Again, to what end? At this point some might shout, "Why do you have to keep asking that question?" And that itself is one of the possible answers among many. But I place a high premium on going another level deeper until exhaustion, and this question seems the best way to do it. To what end? And toward an answer I believe I see one possible fundamental tension, a sort of perpetual motion machine that operates as the engine of the rock music industry.
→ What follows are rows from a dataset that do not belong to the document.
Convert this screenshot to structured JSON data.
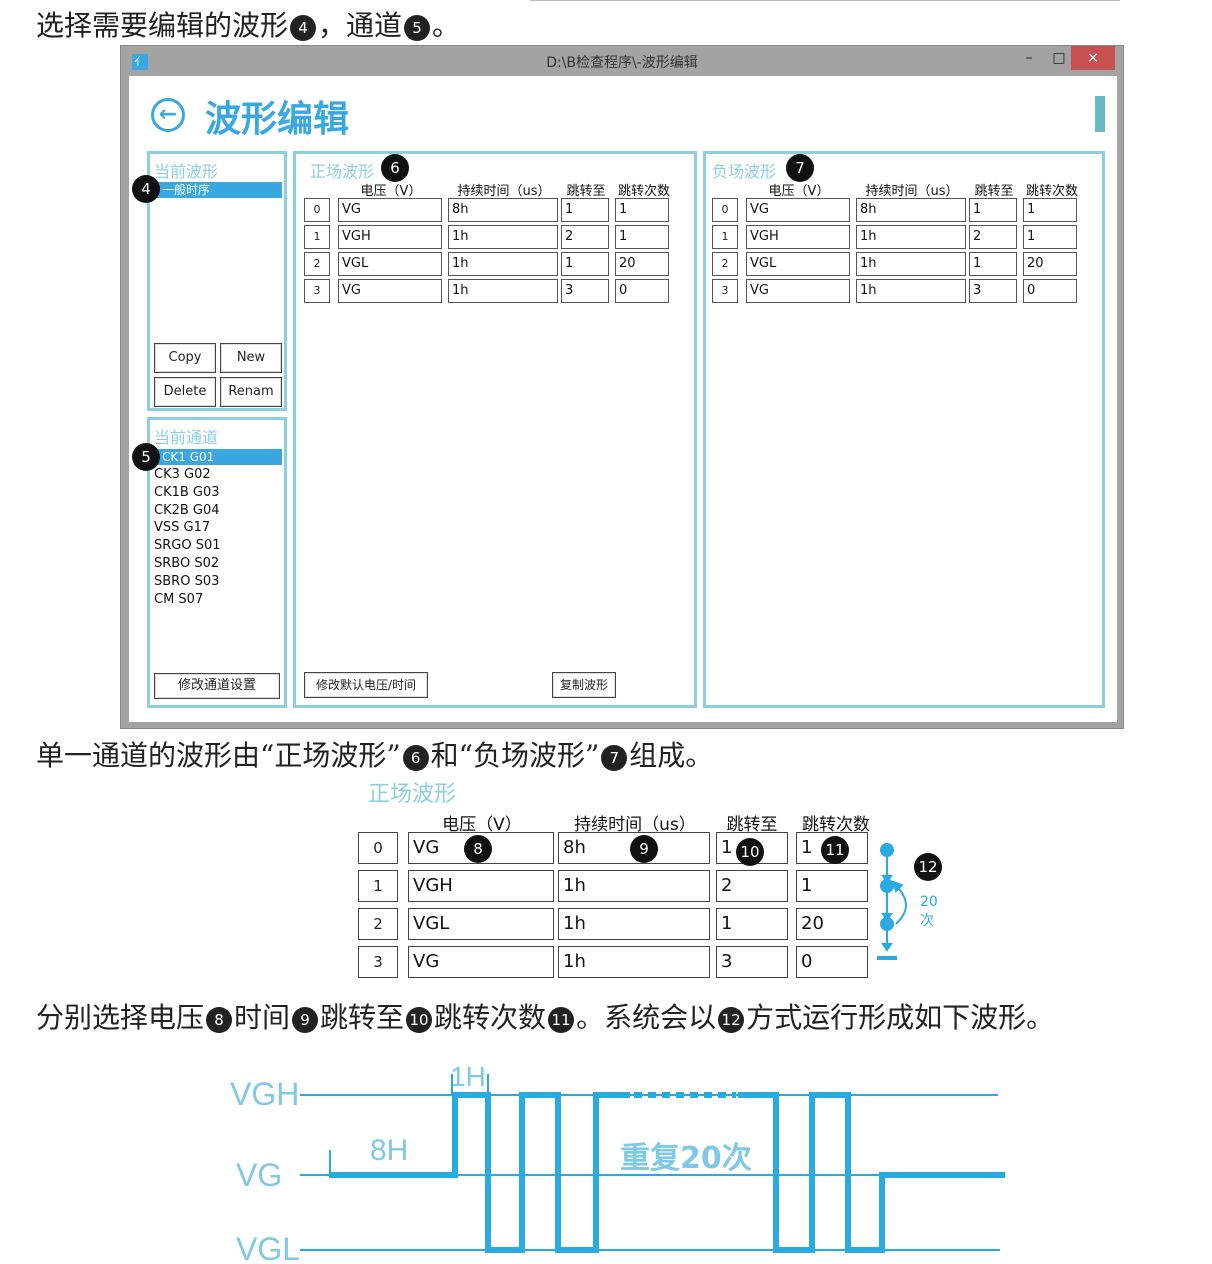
{
  "doc": {
    "line1_a": "选择需要编辑的波形",
    "line1_n1": "4",
    "line1_b": "，通道",
    "line1_n2": "5",
    "line1_c": "。",
    "line2_a": "单一通道的波形由“正场波形”",
    "line2_n1": "6",
    "line2_b": "和“负场波形”",
    "line2_n2": "7",
    "line2_c": "组成。",
    "line3_a": "分别选择电压",
    "line3_n1": "8",
    "line3_b": "时间",
    "line3_n2": "9",
    "line3_c": "跳转至",
    "line3_n3": "10",
    "line3_d": "跳转次数",
    "line3_n4": "11",
    "line3_e": "。系统会以",
    "line3_n5": "12",
    "line3_f": "方式运行形成如下波形。"
  },
  "window": {
    "title": "D:\\B检查程序\\-波形编辑",
    "minimize": "–",
    "maximize": "□",
    "close": "×",
    "page_title": "波形编辑",
    "back_icon": "arrow-left-icon"
  },
  "current_wave": {
    "label": "当前波形",
    "badge": "4",
    "items": [
      "一般时序"
    ],
    "buttons": {
      "copy": "Copy",
      "new": "New",
      "delete": "Delete",
      "rename": "Renam"
    }
  },
  "current_channel": {
    "label": "当前通道",
    "badge": "5",
    "selected": "CK1 G01",
    "items": [
      "CK3 G02",
      "CK1B G03",
      "CK2B G04",
      "VSS G17",
      "SRGO S01",
      "SRBO S02",
      "SBRO S03",
      "CM S07"
    ],
    "modify_button": "修改通道设置"
  },
  "table_headers": {
    "voltage": "电压（V）",
    "duration": "持续时间（us）",
    "jump_to": "跳转至",
    "jump_count": "跳转次数"
  },
  "positive": {
    "label": "正场波形",
    "badge": "6",
    "rows": [
      {
        "i": "0",
        "v": "VG",
        "t": "8h",
        "j": "1",
        "c": "1"
      },
      {
        "i": "1",
        "v": "VGH",
        "t": "1h",
        "j": "2",
        "c": "1"
      },
      {
        "i": "2",
        "v": "VGL",
        "t": "1h",
        "j": "1",
        "c": "20"
      },
      {
        "i": "3",
        "v": "VG",
        "t": "1h",
        "j": "3",
        "c": "0"
      }
    ],
    "default_button": "修改默认电压/时间",
    "copy_button": "复制波形"
  },
  "negative": {
    "label": "负场波形",
    "badge": "7",
    "rows": [
      {
        "i": "0",
        "v": "VG",
        "t": "8h",
        "j": "1",
        "c": "1"
      },
      {
        "i": "1",
        "v": "VGH",
        "t": "1h",
        "j": "2",
        "c": "1"
      },
      {
        "i": "2",
        "v": "VGL",
        "t": "1h",
        "j": "1",
        "c": "20"
      },
      {
        "i": "3",
        "v": "VG",
        "t": "1h",
        "j": "3",
        "c": "0"
      }
    ]
  },
  "zoom": {
    "label": "正场波形",
    "badges": {
      "voltage": "8",
      "time": "9",
      "jump": "10",
      "count": "11",
      "loop": "12"
    },
    "loop_text": "20次"
  },
  "waveform": {
    "levels": [
      "VGH",
      "VG",
      "VGL"
    ],
    "label_8h": "8H",
    "label_1h": "1H",
    "repeat_text": "重复20次",
    "color": "#29abe2"
  }
}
No matter how good, a single song can only satisfy a very partial human emotional urge; if the urge is stronger than five minutes can fix, we replay it until we've had our fill and hunger for a different flavor or for silence. The above virtues I mentioned are just that, flavors; and we like the flavors as strong and undiluted as possible. Yet we never achieve anything like a sustainable satisfaction, nothing that carries us for quite as long as we would have wished. And so we turn, now to the righteous anger of Korn, now to the self-loathing of Linkin Park, now to the mischievious charm of Red Hot Chili Peppers. As we flip from theme to theme to theme, I think, three things happen; first, a little bit of hope, a little excitement, fresh with each subsequent song. A little bit of "Oh, yes, YES," in an erotic flirtation with infinity and an inexplicit wishfulness that it could only last forever. Then, a growing awareness that the rush of each song is a little less strong each time; the themes have all been cycled through, and we start to perceive via boredom that even art and human expression is not as infinite as we once supposed; and finally, a renewal of the excitement, via a song that we hadn't heard before (treating an old theme in a different way), or via a personal amnesia that gives an illusion of freshness that we welcome.

The perpetuity of the enjoyment of secular music is cyclical and amnesiatic rather than actually progressive or transcendent, and this is a sense that I believe artists and music fans are not entirely unaware of. It's precisely why you have groups like Beck and Gorillaz writing lyrics of apparent nonsense, or NIN and Manson writing shocker lyrics, both in their own way trying to break free of this pervasive and stultifying sense of the finitude of life. Kierkegaard fans will be with me on this--the aesthetic leaves one infinitely hungry.

Although there are happy songs, there is a kind of a sweet sadness attendant to being a secular music fan, even if one does happen to be, like me, an ardent Christian. Even in the enjoyment of the power of music there is the realization that it is a limited power and my hunger is not limited but goes on forever. It is precisely this phenomenon which creates the best music, but notice how music artists are not necessarily happier people than anybody else; ah, the frustration of trying to put the infinite into words and notes! To struggle to sing like gods, to grow exhausted and finally to wish to retreat back into the womb; yet the highest highs and lowest lows have been tread over a thousand times, and still no one has yet found the key to happiness and most people live in the world utterly without it, no less the music fans.

1 comment:

Matt of CG said...

Very personal, very relevant, very cool. I often sigh while listening to the radio and say to myself, "If they only knew the Truth." Then the passion of these auteurists would be transfigured and could be used to elevate Jesus Christ instead of subdue Him.

--"To what end?" Happens to be one my favorite phrases. That's why I haven't been to an Ozzfest since Rob Zombie and System of a Down first headlined together. I just couldn't relate.